- Born: Caroline Violet Spiller 17 July 1873 Dundrum, Ireland
- Died: 28 June 1969 (aged 95)
- Occupations: Christian Science practitioner and teacher
- Years active: 1902-1969
- Known for: Writing hymns

= Violet Spiller Hay =

Irish Christian Science teacher and hymnist

Violet Spiller Hay (17 July 1873 - 28 June 1969) was a Christian Science teacher and hymnist. She was one of the first teachers of Christian Science in the United Kingdom and the religion's first teacher in South Africa.

== Biography ==

Violet Hay was born Caroline Violet Spiller in 1873 in Dundrum, near Dublin in Ireland, the daughter of Matilda Lucy née Stirling (1851-1931) and Lt. Col. Duncan Christopher Oliver Spiller (1843-1923), an officer in the British Army. She developed an interest in Christian Science in 1896 and was among those who were present for the first public meetings of the First Church of Christ, Scientist held in the Portman Rooms on Baker Street. After a short period at The First Church of Christ, Scientist in Boston in the United States, she caught a glimpse of Mary Baker Eddy in Concord, New Hampshire, where Eddy was living at the time. Hay wrote of this brief encounter in her reminiscence 'My brief glimpses of Mrs. Eddy' (1946). She returned to the United Kingdom and began her work on behalf of Christian Science in 1901 when she was involved in setting up the first Church of Christ, Scientist in London. By 1903 she held a 'Primary' class certificate and in 1907 a 'Normal' class certificate from the Christian Science Board of Education which allowed her to become a registered teacher.

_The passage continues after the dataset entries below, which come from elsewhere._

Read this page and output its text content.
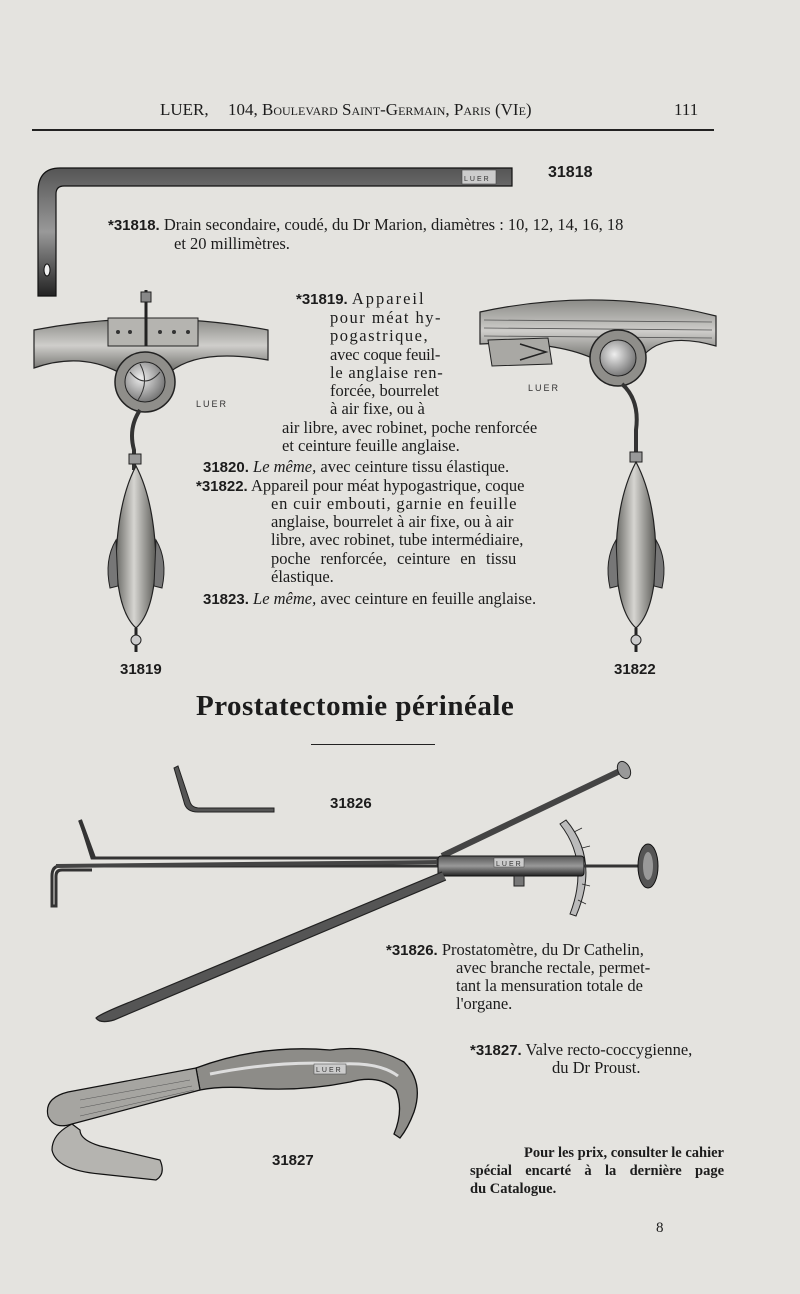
LUER, 104, Boulevard Saint-Germain, Paris (VIe)	111
LUER	31818
*31818. Drain secondaire, coudé, du Dr Marion, diamètres : 10, 12, 14, 16, 18
et 20 millimètres.
LUER
31819
LUER
31822
*31819. Appareil
pour méat hy-
pogastrique,
avec coque feuil-
le anglaise ren-
forcée, bourrelet
à air fixe, ou à
air libre, avec robinet, poche renforcée
et ceinture feuille anglaise.
31820. Le même, avec ceinture tissu élastique.
*31822. Appareil pour méat hypogastrique, coque
en cuir embouti, garnie en feuille
anglaise, bourrelet à air fixe, ou à air
libre, avec robinet, tube intermédiaire,
poche renforcée, ceinture en tissu
élastique.
31823. Le même, avec ceinture en feuille anglaise.
Prostatectomie périnéale
LUER
31826
*31826. Prostatomètre, du Dr Cathelin,
avec branche rectale, permet-
tant la mensuration totale de
l'organe.
*31827. Valve recto-coccygienne,
du Dr Proust.
LUER
31827	Pour les prix, consulter le cahier
spécial encarté à la dernière page
du Catalogue.
8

The 1915 edition of The Christian Science Journal lists her as a Christian Science teacher and practitioner in Cape Town in South Africa, where she taught a number of classes. In South Africa on 26 April 1915 she married Commander the Hon. Sereld Mordaunt Alan Josslyn Hay R.N. (1878-1939), son of Charles Hay, 20th Earl of Erroll. During her time on the Committee on Publication for Cape Province, Hay was successful in having a clause included in proposed legislation that protected the work of Christian Science in South Africa. In 1917 she wrote a letter to a Cape Town newspaper in which she put forward an energetic defence of her faith. On her and her husband's subsequent return to London in about 1921 Hay was on the London committee and after on the Boston committee formed by the Christian Science Board of Directors to revise the Christian Science Hymnal. Seven of her hymns including 'The Airman's Song of Praise' (No. 136) can be found in the 1932 edition. Hay chaired the Christian Science Hymnal Revision Committee in London (1928-1932), following which she became a member of the Final Hymnal Revision Committee until 1955.

Violet Spiller Hay died in Whitehaven in Bathford near Bath in 1969.